Despite his global superstar status, Carter said he was still stunned to be recognised on the streets of Paris.

"I was a little surprised to be recognised, but in other ways I am left in peace not like in New Zealand. It's refreshing," added Carter, who so far is not consumed by the doubts of playing in France which are being experienced by All Blacks teammate Ma'a Nonu at Toulon.

Carter, the world record international points scorer with 1,598, said there is plenty of room for improvement in his game.

"You can always be better, you can never be satisfied. This is what motivates me, this is why I play rugby. Nothing should ever be taken for granted," he added.

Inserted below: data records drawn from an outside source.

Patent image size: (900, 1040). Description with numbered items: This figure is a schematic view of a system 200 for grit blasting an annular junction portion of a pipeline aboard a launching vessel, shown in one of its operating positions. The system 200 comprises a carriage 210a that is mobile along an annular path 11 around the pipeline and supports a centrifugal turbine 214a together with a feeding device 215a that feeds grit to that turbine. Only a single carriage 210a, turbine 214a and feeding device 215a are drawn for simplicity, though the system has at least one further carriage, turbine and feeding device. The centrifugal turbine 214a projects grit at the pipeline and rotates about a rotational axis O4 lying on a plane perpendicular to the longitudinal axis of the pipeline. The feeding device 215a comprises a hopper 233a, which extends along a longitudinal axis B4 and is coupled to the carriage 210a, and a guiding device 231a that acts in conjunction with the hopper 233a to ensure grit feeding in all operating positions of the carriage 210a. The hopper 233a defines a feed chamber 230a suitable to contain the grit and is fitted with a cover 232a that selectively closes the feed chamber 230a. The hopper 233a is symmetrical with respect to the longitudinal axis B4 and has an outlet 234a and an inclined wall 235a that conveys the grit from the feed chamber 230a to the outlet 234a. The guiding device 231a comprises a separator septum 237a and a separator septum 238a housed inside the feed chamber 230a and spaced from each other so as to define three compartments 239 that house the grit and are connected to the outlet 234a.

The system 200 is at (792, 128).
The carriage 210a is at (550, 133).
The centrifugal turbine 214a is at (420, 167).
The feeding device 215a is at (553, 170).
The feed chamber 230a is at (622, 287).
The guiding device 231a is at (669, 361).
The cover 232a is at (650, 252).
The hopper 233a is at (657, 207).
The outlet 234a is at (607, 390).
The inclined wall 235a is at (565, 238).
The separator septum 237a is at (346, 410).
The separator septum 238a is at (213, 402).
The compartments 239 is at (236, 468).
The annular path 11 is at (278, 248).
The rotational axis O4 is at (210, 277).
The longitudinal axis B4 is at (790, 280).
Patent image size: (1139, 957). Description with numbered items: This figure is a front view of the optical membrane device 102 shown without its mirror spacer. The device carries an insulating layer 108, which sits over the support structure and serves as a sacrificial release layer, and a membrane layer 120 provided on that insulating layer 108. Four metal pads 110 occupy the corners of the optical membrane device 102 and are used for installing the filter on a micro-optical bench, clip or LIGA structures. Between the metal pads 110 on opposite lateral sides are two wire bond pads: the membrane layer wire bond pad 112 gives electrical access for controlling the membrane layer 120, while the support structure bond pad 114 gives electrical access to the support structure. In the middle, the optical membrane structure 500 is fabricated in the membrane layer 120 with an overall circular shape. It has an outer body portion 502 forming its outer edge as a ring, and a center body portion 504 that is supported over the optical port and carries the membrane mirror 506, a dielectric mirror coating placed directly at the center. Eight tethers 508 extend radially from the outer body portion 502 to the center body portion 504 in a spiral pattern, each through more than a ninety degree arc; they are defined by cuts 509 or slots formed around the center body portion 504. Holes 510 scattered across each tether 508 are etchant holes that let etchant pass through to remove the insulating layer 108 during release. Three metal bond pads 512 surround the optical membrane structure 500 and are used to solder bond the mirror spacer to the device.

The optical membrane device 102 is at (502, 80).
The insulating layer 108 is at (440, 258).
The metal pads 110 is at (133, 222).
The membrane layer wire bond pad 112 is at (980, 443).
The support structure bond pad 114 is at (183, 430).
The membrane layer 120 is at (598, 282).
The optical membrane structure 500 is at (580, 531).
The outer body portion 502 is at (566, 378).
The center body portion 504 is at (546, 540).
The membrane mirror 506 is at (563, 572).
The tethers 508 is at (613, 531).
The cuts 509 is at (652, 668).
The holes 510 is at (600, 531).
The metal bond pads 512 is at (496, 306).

"I want to improve every day until I retire."

So far, Carter is confident he will not become unhappy in Paris, unlike Irish predecessor Jonathan Sexton who returned to Leinster after two disappointing seasons in the Top 14.

"He has sought one thing -- to blend into the squad, to be of service to the players and the club," said Racing's forwards coach Laurent Travers.

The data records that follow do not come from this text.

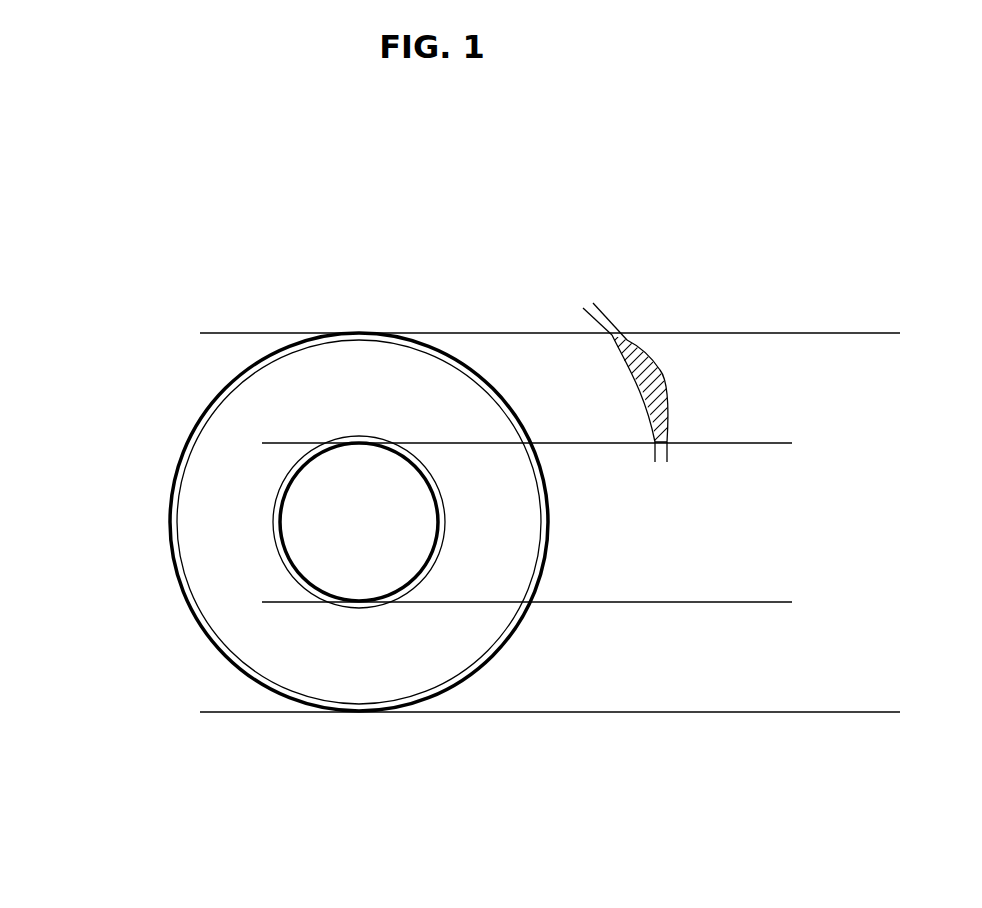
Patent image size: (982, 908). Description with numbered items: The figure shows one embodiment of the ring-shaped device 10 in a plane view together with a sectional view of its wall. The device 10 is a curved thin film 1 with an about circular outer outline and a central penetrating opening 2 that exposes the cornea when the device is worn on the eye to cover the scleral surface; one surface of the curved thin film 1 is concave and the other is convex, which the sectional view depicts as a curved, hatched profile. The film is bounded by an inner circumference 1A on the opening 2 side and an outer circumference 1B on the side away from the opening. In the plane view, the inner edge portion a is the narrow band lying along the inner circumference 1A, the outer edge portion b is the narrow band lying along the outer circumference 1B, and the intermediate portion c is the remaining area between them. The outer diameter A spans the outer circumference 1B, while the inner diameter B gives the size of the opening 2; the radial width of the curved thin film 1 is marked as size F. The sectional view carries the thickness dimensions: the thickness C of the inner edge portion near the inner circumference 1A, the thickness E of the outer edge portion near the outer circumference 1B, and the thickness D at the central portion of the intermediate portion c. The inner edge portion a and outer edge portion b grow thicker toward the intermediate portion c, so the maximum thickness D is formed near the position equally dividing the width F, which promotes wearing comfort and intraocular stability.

The ring-shaped device 10 is at (440, 288).
The curved thin film 1 is at (513, 572).
The opening 2 is at (393, 562).
The inner circumference 1A is at (290, 488).
The outer circumference 1B is at (347, 333).
The inner edge portion a is at (288, 565).
The outer edge portion b is at (307, 335).
The intermediate portion c is at (205, 477).
The outer diameter A is at (853, 333).
The inner diameter B is at (747, 443).
The inner edge portion thickness C is at (600, 452).
The central portion thickness D is at (592, 408).
The outer edge portion thickness E is at (648, 290).
The width of curved thin film F is at (360, 602).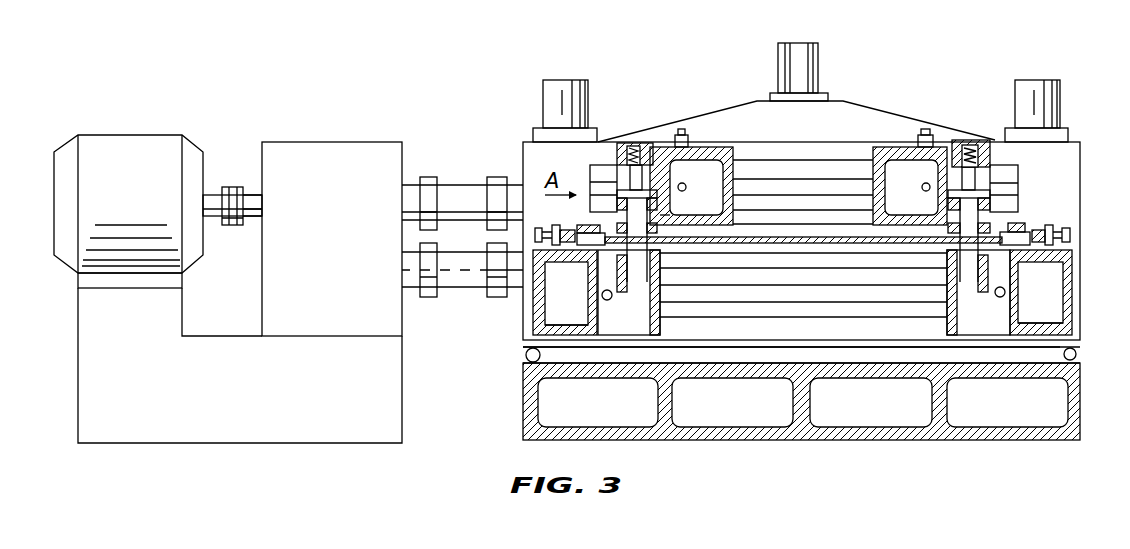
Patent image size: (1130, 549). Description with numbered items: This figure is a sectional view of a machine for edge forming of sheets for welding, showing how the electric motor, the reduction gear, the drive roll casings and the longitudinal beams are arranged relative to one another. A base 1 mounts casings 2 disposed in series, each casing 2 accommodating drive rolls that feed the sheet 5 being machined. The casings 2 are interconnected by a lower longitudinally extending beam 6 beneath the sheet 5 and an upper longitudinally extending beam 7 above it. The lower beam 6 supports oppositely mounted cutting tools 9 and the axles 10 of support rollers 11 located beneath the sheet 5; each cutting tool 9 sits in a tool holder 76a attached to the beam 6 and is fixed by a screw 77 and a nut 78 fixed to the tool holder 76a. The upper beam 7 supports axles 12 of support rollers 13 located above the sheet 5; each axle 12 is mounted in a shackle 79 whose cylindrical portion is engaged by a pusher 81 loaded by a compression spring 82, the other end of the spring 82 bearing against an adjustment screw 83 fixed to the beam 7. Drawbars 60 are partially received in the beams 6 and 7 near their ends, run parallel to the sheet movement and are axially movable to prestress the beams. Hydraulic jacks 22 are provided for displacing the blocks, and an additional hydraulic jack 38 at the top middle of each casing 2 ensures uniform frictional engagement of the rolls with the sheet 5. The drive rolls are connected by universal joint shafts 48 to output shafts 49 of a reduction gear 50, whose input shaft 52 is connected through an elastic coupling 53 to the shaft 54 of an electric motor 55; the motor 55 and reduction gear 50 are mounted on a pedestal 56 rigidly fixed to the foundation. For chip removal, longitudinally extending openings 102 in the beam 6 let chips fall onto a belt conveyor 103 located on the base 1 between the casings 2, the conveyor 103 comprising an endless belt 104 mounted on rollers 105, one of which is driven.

The base 1 is at (792, 432).
The casing 2 is at (843, 105).
The sheet 5 is at (790, 238).
The lower longitudinally extending beam 6 is at (533, 325).
The upper longitudinally extending beam 7 is at (733, 153).
The cutting tool 9 is at (1005, 280).
The axle 10 is at (652, 264).
The support roller 11 is at (636, 242).
The axle 12 is at (662, 215).
The support roller 13 is at (966, 208).
The hydraulic jack 22 is at (548, 95).
The additional hydraulic jack 38 is at (814, 56).
The universal joint shaft 48 is at (468, 190).
The output shaft 49 is at (418, 185).
The reduction gear 50 is at (319, 150).
The input shaft 52 is at (256, 200).
The elastic coupling 53 is at (236, 226).
The shaft 54 is at (214, 198).
The electric motor 55 is at (128, 150).
The pedestal 56 is at (226, 432).
The drawbar 60 is at (712, 158).
The tool holder 76a is at (567, 260).
The screw 77 is at (1068, 232).
The nut 78 is at (1046, 232).
The shackle 79 is at (686, 186).
The pusher 81 is at (634, 176).
The compression spring 82 is at (645, 143).
The adjustment screw 83 is at (624, 143).
The longitudinally extending opening 102 is at (590, 282).
The belt conveyor 103 is at (745, 343).
The endless belt 104 is at (828, 347).
The roller 105 is at (1077, 352).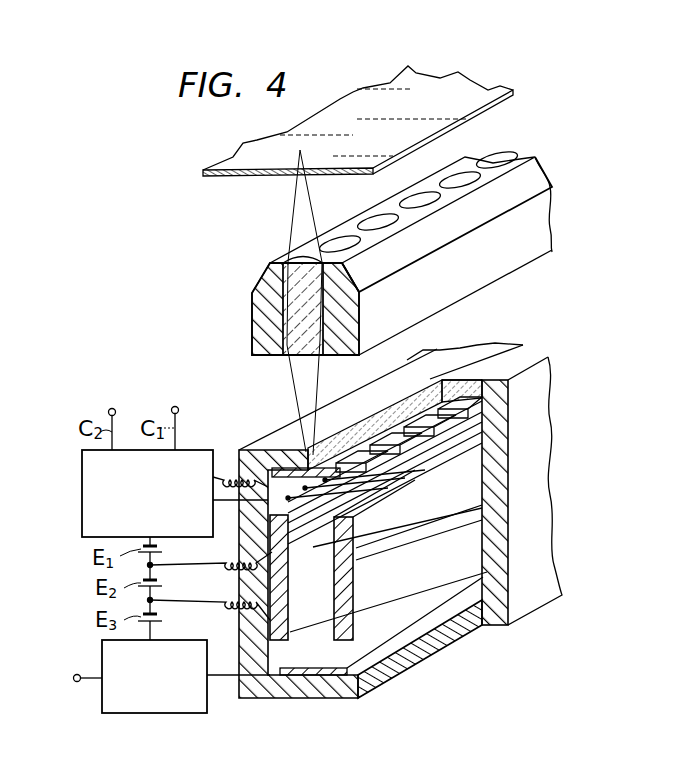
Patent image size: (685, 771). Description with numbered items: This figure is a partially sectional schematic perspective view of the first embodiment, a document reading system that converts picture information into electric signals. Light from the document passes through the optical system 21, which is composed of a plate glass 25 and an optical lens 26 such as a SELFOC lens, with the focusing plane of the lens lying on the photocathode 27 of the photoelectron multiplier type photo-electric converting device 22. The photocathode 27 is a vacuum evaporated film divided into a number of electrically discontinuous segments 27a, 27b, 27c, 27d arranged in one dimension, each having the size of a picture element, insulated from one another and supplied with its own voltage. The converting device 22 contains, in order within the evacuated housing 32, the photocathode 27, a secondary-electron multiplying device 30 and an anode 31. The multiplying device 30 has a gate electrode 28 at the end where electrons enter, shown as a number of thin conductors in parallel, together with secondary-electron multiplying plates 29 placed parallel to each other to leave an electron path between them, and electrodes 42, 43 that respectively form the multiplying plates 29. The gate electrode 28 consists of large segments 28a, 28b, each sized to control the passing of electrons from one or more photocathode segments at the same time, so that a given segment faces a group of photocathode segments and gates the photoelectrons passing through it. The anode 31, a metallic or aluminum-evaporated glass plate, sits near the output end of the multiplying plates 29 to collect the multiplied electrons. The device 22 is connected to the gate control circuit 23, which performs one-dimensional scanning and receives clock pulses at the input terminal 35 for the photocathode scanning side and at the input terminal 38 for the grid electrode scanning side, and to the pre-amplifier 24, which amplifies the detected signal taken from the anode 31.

"When you are the best player in the world, it is not by chance. He sees things and analyses situations before everybody else."

Backrow forward Thibault Dubarry is also a fan of his new teammate.

"Like all New Zealanders, he is modest and hyper-respectful. You see it too with Chris (Masoe), Ross (Filipo) and 'Roks' (Joe Rokocoko). He is the type of guy who is very easy to integrate into the team."